The third guardrail is aimed at ensuring sufficient generation capacity to meet system demand. Currently, investments in new generation capacity are driven by each company’s commercial considerations. This can lead to prolonged periods of over and under supply as it takes some four to five years to establish a new generation unit and could lead to volatile electricity prices. These cyclical mismatches in supply and demand, said MTI, could worsen with the global climate imperative.
As such, the EMA will introduce a “structured process” to facilitate private investments in new generation. EMA will conduct a competitive tender, about five years in advance of the year in which the generation capacity is projected to be required. If there is insufficient private sector interest to build new generation capacity, EMA will do so as a last resort.
“While these guardrails will, to some extent, reduce choice for market participants (eg gencos and retailers) and consumers, they will help to improve the stability and security of our power sector in the longer term and ensure that Singapore is well-placed to navigate the energy transition,” said MTI.

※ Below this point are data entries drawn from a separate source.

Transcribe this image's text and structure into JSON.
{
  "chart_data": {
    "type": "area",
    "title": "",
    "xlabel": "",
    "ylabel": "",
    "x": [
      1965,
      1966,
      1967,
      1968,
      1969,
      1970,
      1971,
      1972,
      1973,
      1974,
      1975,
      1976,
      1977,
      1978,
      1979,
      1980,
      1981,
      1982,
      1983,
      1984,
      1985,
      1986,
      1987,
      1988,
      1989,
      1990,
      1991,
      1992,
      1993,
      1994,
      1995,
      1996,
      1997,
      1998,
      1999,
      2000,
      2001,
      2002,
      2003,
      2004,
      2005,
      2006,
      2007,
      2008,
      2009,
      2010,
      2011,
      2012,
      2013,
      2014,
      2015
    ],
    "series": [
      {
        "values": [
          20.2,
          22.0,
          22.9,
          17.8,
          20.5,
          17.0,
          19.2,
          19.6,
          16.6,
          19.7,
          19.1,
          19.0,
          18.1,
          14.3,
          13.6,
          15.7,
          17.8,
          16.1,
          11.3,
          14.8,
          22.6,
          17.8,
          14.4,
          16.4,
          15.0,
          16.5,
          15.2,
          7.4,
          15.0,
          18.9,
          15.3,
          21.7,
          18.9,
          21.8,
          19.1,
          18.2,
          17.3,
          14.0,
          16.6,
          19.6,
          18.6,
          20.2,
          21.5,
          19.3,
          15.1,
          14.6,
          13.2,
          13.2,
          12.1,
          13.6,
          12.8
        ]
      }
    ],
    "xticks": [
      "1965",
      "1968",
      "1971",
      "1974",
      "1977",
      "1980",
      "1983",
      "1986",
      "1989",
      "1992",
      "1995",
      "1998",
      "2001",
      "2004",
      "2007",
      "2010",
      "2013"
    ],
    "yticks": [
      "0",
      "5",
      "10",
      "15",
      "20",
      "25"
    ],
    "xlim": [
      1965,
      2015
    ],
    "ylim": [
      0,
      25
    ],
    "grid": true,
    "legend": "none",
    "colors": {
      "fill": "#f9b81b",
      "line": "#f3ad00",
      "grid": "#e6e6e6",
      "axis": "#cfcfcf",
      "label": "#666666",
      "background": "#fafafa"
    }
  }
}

EMA will be conducting industry and public consultations over the next few months, and will progressively implement these enhancements from 2023.
In his speech, Gan said he is mindful that the latest adjustments will “reduce the flexibility of some market participants”.
For instance, generation companies now cannot plant new capacity as they wish, and consumers may have fewer retailers to choose from.
“However, these measures will bring about a stronger and more secure power system collectively,” the minister said, adding that navigating the “dual challenges of energy transition and crisis will require a collective effort”.